The long-running performers - Logan, Milroy, Fulton - have gone, turning the lights out after them, leaving us sitting bereft in the stalls. Now the diminutive Molly Weir of boundless energy is the latest departure. But she has the last laugh, with a remark worthy of Mae West. ''I was offered roles in One Foot in the Grave. One of the parts I didn't get was because they wanted someone a bit dull - and they reckoned I was too vivacious.''

There were two girls and two boys in the Weir family in the Springburn tenement. The eldest (born 1910) was christened Mary, but decided to call herself Molly. Their soldier father was killed in 1914, and the mother painted carriages in Cowlairs railway works to feed her four children, assisted in their rearing by a dedicated granny.

Molly recalled her tenement home. ''We called our room and kitchen a 'house', for we had never heard the word 'flat' when I was a wee girl. It was a red sandstone tenement . . . The tenements were lit by gas . . . an outside toilet had to be shared with two other families. There were several large families living in a single room. One family had 14 children, and they all lived in one room with a box-like compartment leading out of it.''

A month after war was declared in 1939, Molly Weir married Sandy Hamilton, her childhood sweetheart. While Sandy was serving abroad, Molly, British shorthand typing champion with a speed of 300 words per minute, worked in the typing pool of a munitions factory. During the lunch-break she put on a Workers' Playtime, performing the entire show with the help of her great friend Mary. She found time to learn German, in case ''a German paratrooper landed in my garden. I wanted to know what he was saying. And I always kept a pepper-pot so that I could throw pepper in his eyes if I had to''.

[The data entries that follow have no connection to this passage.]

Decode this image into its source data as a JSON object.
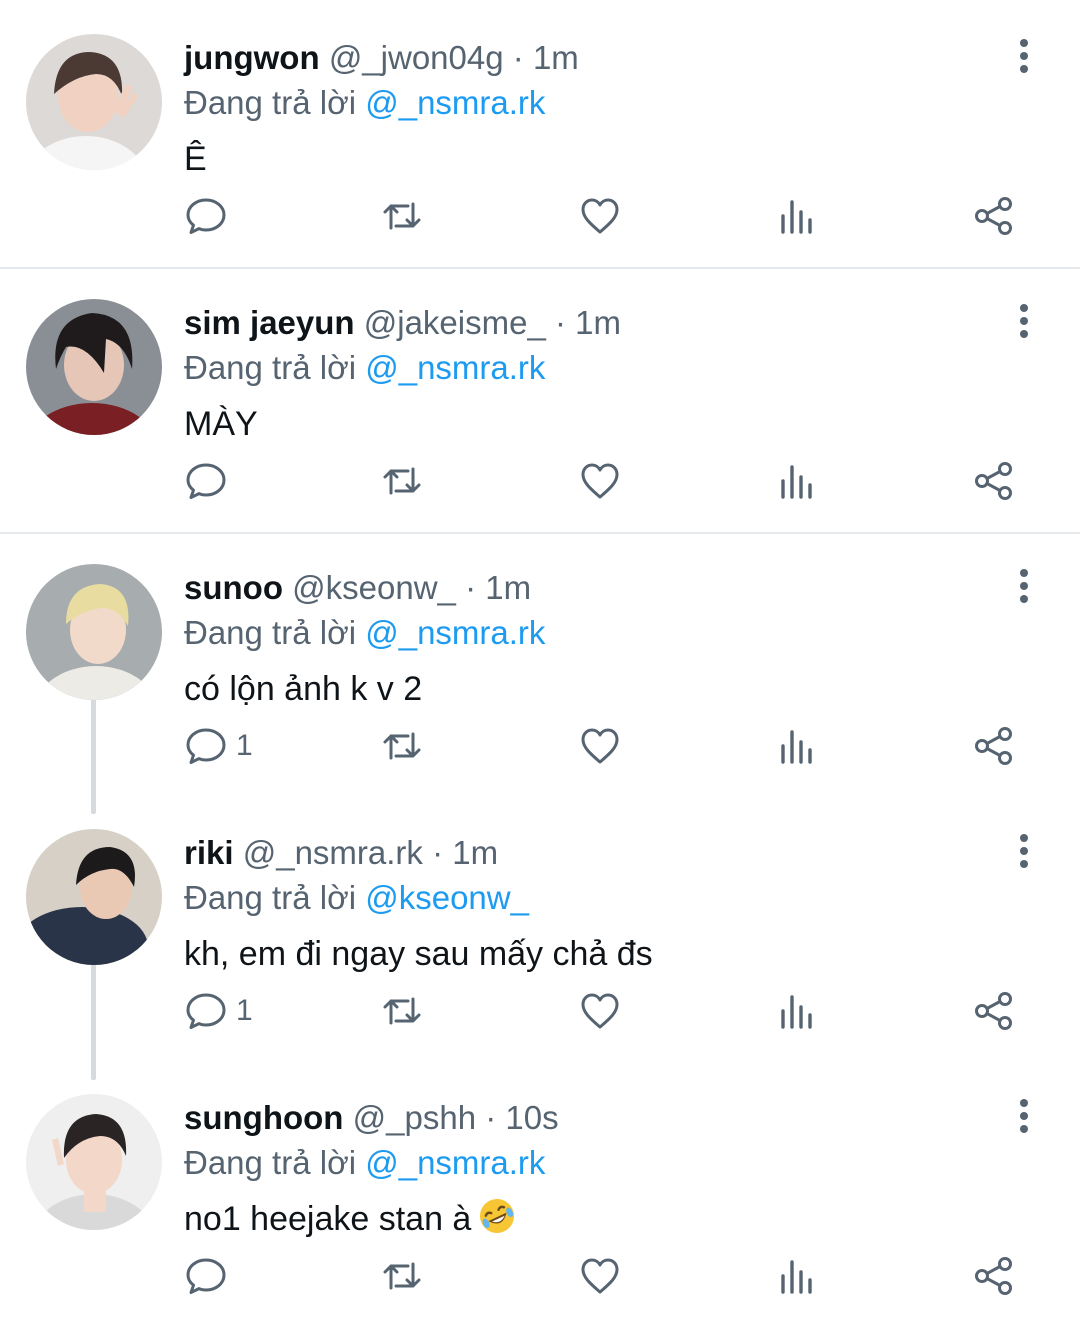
{
  "reply_prefix": "Đang trả lời",
  "tweets": [
    {
      "name": "jungwon",
      "handle": "@_jwon04g",
      "sep": "·",
      "time": "1m",
      "reply_to": "@_nsmra.rk",
      "text": "Ê",
      "reply_count": "",
      "avatar_colors": {
        "bg": "#dcd9d6",
        "hair": "#4a3a33",
        "skin": "#f1d2c2",
        "shirt": "#f5f5f5"
      }
    },
    {
      "name": "sim jaeyun",
      "handle": "@jakeisme_",
      "sep": "·",
      "time": "1m",
      "reply_to": "@_nsmra.rk",
      "text": "MÀY",
      "reply_count": "",
      "avatar_colors": {
        "bg": "#8a8f96",
        "hair": "#1f1b1c",
        "skin": "#e6c7b7",
        "shirt": "#7a1f24"
      }
    },
    {
      "name": "sunoo",
      "handle": "@kseonw_",
      "sep": "·",
      "time": "1m",
      "reply_to": "@_nsmra.rk",
      "text": "có lộn ảnh k v 2",
      "reply_count": "1",
      "avatar_colors": {
        "bg": "#a7acaf",
        "hair": "#e8dca0",
        "skin": "#f2dacb",
        "shirt": "#ecebe6"
      }
    },
    {
      "name": "riki",
      "handle": "@_nsmra.rk",
      "sep": "·",
      "time": "1m",
      "reply_to": "@kseonw_",
      "text": "kh, em đi ngay sau mấy chả đs",
      "reply_count": "1",
      "avatar_colors": {
        "bg": "#d6d0c6",
        "hair": "#1c1a1a",
        "skin": "#e9c9b4",
        "shirt": "#2a3448"
      }
    },
    {
      "name": "sunghoon",
      "handle": "@_pshh",
      "sep": "·",
      "time": "10s",
      "reply_to": "@_nsmra.rk",
      "text": "no1 heejake stan à",
      "emoji": "rolling-on-floor-laughing-emoji",
      "reply_count": "",
      "avatar_colors": {
        "bg": "#efefef",
        "hair": "#2a2424",
        "skin": "#f3d7c8",
        "shirt": "#d9d9d9"
      }
    }
  ],
  "icons": {
    "reply": "reply-icon",
    "retweet": "retweet-icon",
    "like": "like-icon",
    "views": "views-icon",
    "share": "share-icon",
    "more": "more-options-icon"
  },
  "colors": {
    "mention": "#1d9bf0",
    "secondary_text": "#566370",
    "primary_text": "#0f1419",
    "divider": "#e6e9ec"
  }
}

During the war, Molly got the chance to do some radio broadcasting with Gordon Jackson and Janet Brown, going to the BBC studios in Queen Margaret Drive by tram after work. Molly moved to London in 1945, and had a part in the 18-month West End run of The Happiest Days of Your Life. During this period she joined ITMA (It's that Man Again) starring Tommy Handley, and was introduced to millions of radio listeners as Tattie McIntosh. When the show ended with the death of Handley, she continued her radio work, and went on to become Aggie in Life with the Lyons, which later transferred to television. She also contributed to Children's Hour and had a part in the McFlannels.

The media of television suited Molly. She acted in Dr Finlay's Casebook, All Creatures Great and Small, and Within These Walls. She was in the 1976 children's programme, Rentaghost. Her film appearances included: Floodtide (1949) as Mrs McTavish; Value for Money (1955) as Mrs Matthews; The Bridal Path (1969) as the second waitress; The Prime of Miss Jean Brodie (1969) as Miss Alison Kerr; Scrooge (1970) as a woman debtor; One of Our Dinosaurs is Missing (1976) as the Scots nanny. Her accent was in demand for television commercials, and she is remembered for exhorting the nation to buy the wonder floor cleaner Flash.

Molly recalled: ''The one thing I took with me when I left my first office was my typewriter. That was because I wanted to be a writer. I had to buy it, and I was incensed because I had kept it in such immaculate condition that they wouldn't even give me a reduced price. They'd only sell it at the full market price of (pounds) 15.''

Molly certainly made use of her typewriter and her memories of her Glasgow tenement upbringing. Her trilogy of Scottish childhood, Shoes were for Sunday, Best Foot Forward and A Toe on the Ladder, are valuable social documents as well as appealing stories. The Scottish Theatre Archive, at Glasgow University Library, contains a collection of Molly Weir's scripts for radio, manuscripts and correspondence. In 1996 she left her distinctive voice to posterity in an audio adaptation of Stevenson's Treasure Island.

Molly, a popular public speaker and newspaper columnist, moved to Pinner, Middlesex. When Sandy failed to get over a stroke, Molly sang to him in the ward and brought back his speech. Sandy passed away some years ago, and Molly is survived by her sole remaining brother Tom. When he heard that his sister had become British shorthand typing champion, the grocer's assistant asked her to give him lessons because he wanted to become a writer. She charged him 2/6d a lesson. He could only afford three lessons, but mastered the typewriter - fortunate for us, for Tom Weir, now approaching 90, is one of our foremost writers and broadcasters, particularly on the Scottish countryside. We should be grateful to that Springburn tenement, and to the widow who painted carriages, for giving us such a gifted brother and sister.

Molly (Mary) Weir, actress and writer; born March 17, 1910, died November 28, 2004.